Sassafras Leaf c/s
Botanical Name - Sassafras albidium
Other Names - Ague Tree, Saxifrax Tree, White Sassafras, Sassafac, Cinnamon Wood, Smelling Stick, Saloop, Gumbo File, Silky, Saxifrax
Origin - USA
Flavor Profile - Sassafras is highly aromatic with an earthy flavor that has notes of anise and lemon. There are also notes of eucalyptus and root beer.
Culinary Usages - Use to make Filé, a spice made and used primarily by the Cajuns of Southern Louisiana and invented by the Choctaw Indians, used as a thickener and flavoring in soups and stews. If you have had Gumbo, you have probably eaten it already. People often think that Filé is a combination of spices due to its interesting flavor. Surprisingly, it has only one ingredient, dried Sassafras leaves. Also may be used to prepare a tea, by pouring 8 oz boiling water over 1-2 teaspoons of herb. Covering and steeping for 5-10 minutes.

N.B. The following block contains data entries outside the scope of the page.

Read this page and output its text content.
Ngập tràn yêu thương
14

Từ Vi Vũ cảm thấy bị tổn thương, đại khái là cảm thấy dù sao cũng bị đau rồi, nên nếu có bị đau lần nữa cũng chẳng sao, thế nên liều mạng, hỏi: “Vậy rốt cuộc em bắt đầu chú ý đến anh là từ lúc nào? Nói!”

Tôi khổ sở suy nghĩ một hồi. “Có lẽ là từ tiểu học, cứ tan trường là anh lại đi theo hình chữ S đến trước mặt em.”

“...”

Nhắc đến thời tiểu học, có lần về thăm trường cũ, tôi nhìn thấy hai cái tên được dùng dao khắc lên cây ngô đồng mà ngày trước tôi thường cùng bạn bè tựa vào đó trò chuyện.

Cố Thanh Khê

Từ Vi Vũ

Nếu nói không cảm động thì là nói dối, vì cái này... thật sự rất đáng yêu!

Sassafras albidum is a very useful tree. The roots are frequently dug up, dried, and boiled to make sassafras tea. The twigs and leaves are both edible, and can be eaten raw or added to soups for flavor. Although it seems strange, dried sassafras leaves are actually very important spice in some dishes. Ground sassafras leaves are called file powder, which is used as a thickener.

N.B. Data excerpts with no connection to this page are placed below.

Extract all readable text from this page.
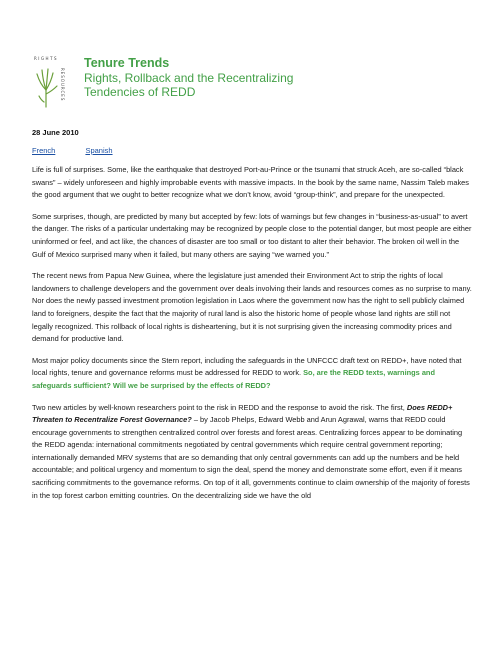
RIGHTS
RESOURCES
Tenure Trends
Rights, Rollback and the Recentralizing
Tendencies of REDD
28 June 2010
French	Spanish

Life is full of surprises. Some, like the earthquake that destroyed Port-au-Prince or the tsunami that struck Aceh, are so-called “black swans” – widely unforeseen and highly improbable events with massive impacts. In the book by the same name, Nassim Taleb makes the good argument that we ought to better recognize what we don’t know, avoid “group-think”, and prepare for the unexpected.

Some surprises, though, are predicted by many but accepted by few: lots of warnings but few changes in “business-as-usual” to avert the danger. The risks of a particular undertaking may be recognized by people close to the potential danger, but most people are either uninformed or feel, and act like, the chances of disaster are too small or too distant to alter their behavior. The broken oil well in the Gulf of Mexico surprised many when it failed, but many others are saying “we warned you.”

The recent news from Papua New Guinea, where the legislature just amended their Environment Act to strip the rights of local landowners to challenge developers and the government over deals involving their lands and resources comes as no surprise to many. Nor does the newly passed investment promotion legislation in Laos where the government now has the right to sell publicly claimed land to foreigners, despite the fact that the majority of rural land is also the historic home of people whose land rights are still not legally recognized. This rollback of local rights is disheartening, but it is not surprising given the increasing commodity prices and demand for productive land.

Most major policy documents since the Stern report, including the safeguards in the UNFCCC draft text on REDD+, have noted that local rights, tenure and governance reforms must be addressed for REDD to work. So, are the REDD texts, warnings and safeguards sufficient? Will we be surprised by the effects of REDD?

Two new articles by well-known researchers point to the risk in REDD and the response to avoid the risk. The first, Does REDD+ Threaten to Recentralize Forest Governance? – by Jacob Phelps, Edward Webb and Arun Agrawal, warns that REDD could encourage governments to strengthen centralized control over forests and forest areas. Centralizing forces appear to be dominating the REDD agenda: international commitments negotiated by central governments which require central government reporting; internationally demanded MRV systems that are so demanding that only central governments can add up the numbers and be held accountable; and political urgency and momentum to sign the deal, spend the money and demonstrate some effort, even if it means sacrificing commitments to the governance reforms. On top of it all, governments continue to claim ownership of the majority of forests in the top forest carbon emitting countries. On the decentralizing side we have the old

Typically, sassafras trees grow only three types of leaves: ovate lobe-less leaves, two-lobed leaves, and three-lobed leaves. Usually, all three types of leaves can be found growing on the same tree. Why does this happen? How can so many different leaf shapes grow on one tree? No one is certain. Some hypothesize that there are certain starches in the leaves that cause some leaves to form lobes and others to remain lobe-less. Until more research is done, sassafras leaf shapes remain a mystery.

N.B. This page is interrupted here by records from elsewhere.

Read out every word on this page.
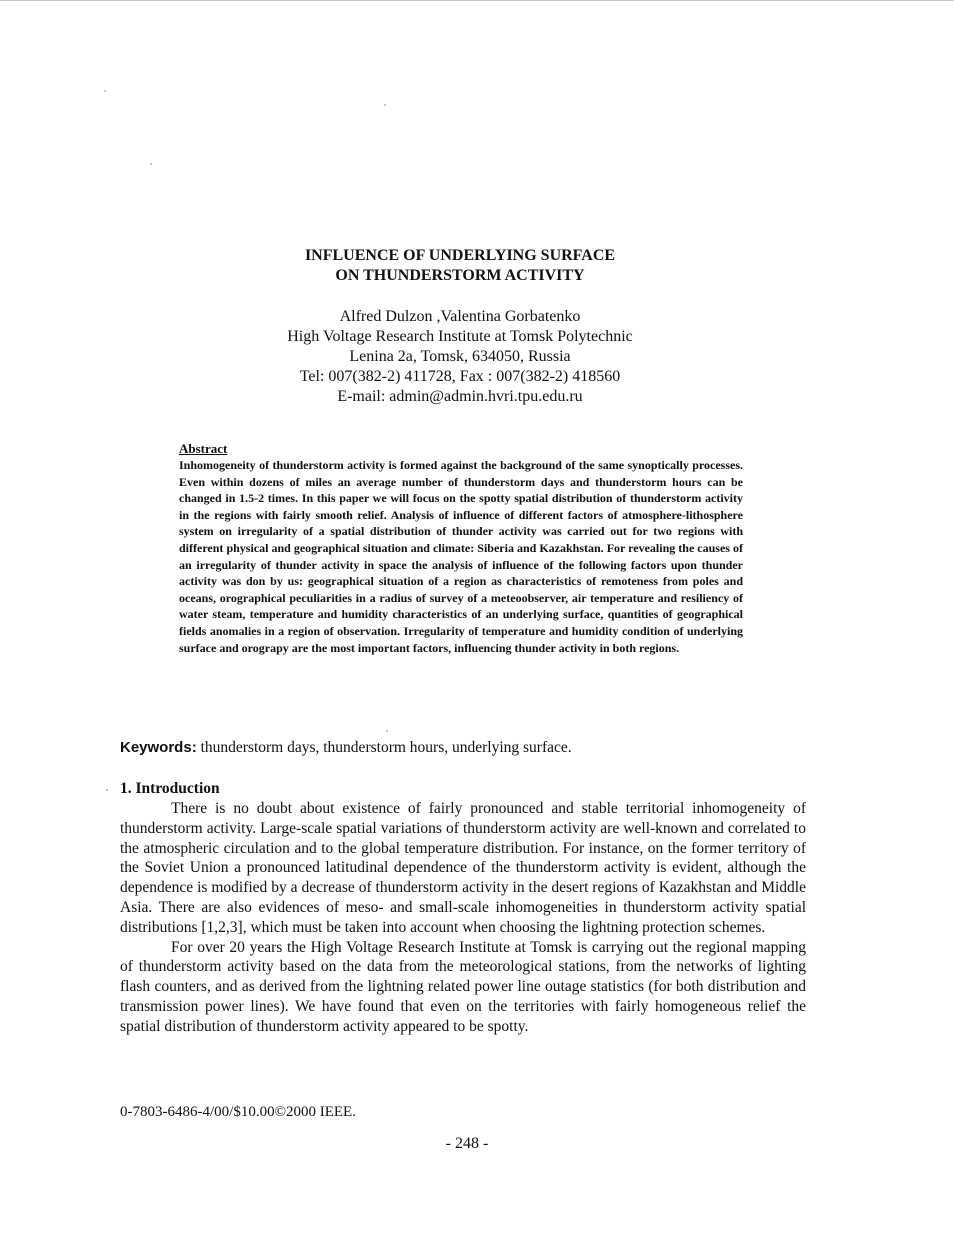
INFLUENCE OF UNDERLYING SURFACE
ON THUNDERSTORM ACTIVITY
Alfred Dulzon ,Valentina Gorbatenko
High Voltage Research Institute at Tomsk Polytechnic
Lenina 2a, Tomsk, 634050, Russia
Tel: 007(382-2) 411728, Fax : 007(382-2) 418560
E-mail: admin@admin.hvri.tpu.edu.ru
Abstract

Inhomogeneity of thunderstorm activity is formed against the background of the same synoptically processes. Even within dozens of miles an average number of thunderstorm days and thunderstorm hours can be changed in 1.5-2 times. In this paper we will focus on the spotty spatial distribution of thunderstorm activity in the regions with fairly smooth relief. Analysis of influence of different factors of atmosphere-lithosphere system on irregularity of a spatial distribution of thunder activity was carried out for two regions with different physical and geographical situation and climate: Siberia and Kazakhstan. For revealing the causes of an irregularity of thunder activity in space the analysis of influence of the following factors upon thunder activity was don by us: geographical situation of a region as characteristics of remoteness from poles and oceans, orographical peculiarities in a radius of survey of a meteoobserver, air temperature and resiliency of water steam, temperature and humidity characteristics of an underlying surface, quantities of geographical fields anomalies in a region of observation. Irregularity of temperature and humidity condition of underlying surface and orograpy are the most important factors, influencing thunder activity in both regions.

Keywords: thunderstorm days, thunderstorm hours, underlying surface.
1. Introduction

There is no doubt about existence of fairly pronounced and stable territorial inhomogeneity of thunderstorm activity. Large-scale spatial variations of thunderstorm activity are well-known and correlated to the atmospheric circulation and to the global temperature distribution. For instance, on the former territory of the Soviet Union a pronounced latitudinal dependence of the thunderstorm activity is evident, although the dependence is modified by a decrease of thunderstorm activity in the desert regions of Kazakhstan and Middle Asia. There are also evidences of meso- and small-scale inhomogeneities in thunderstorm activity spatial distributions [1,2,3], which must be taken into account when choosing the lightning protection schemes.

For over 20 years the High Voltage Research Institute at Tomsk is carrying out the regional mapping of thunderstorm activity based on the data from the meteorological stations, from the networks of lighting flash counters, and as derived from the lightning related power line outage statistics (for both distribution and transmission power lines). We have found that even on the territories with fairly homogeneous relief the spatial distribution of thunderstorm activity appeared to be spotty.

0-7803-6486-4/00/$10.00©2000 IEEE.
- 248 -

Parts of the sassafras plant contains safrole, which may be carcinogenic according to the FDA. In the 1960's, researchers isolated this compound of Sassafras and fed it to rats in ridiculously high concentration (not found in nature) and they developed cancer (go figure, keep in mind that they had not even decided that cigarettes caused cancer at this point so my faith in this determination is fair at best). You can also find safrole in more common herbs such as black pepper, basil and nutmeg. However, just to be on the safe side, the leaves of Sassafras do not contain safrole so they are safe.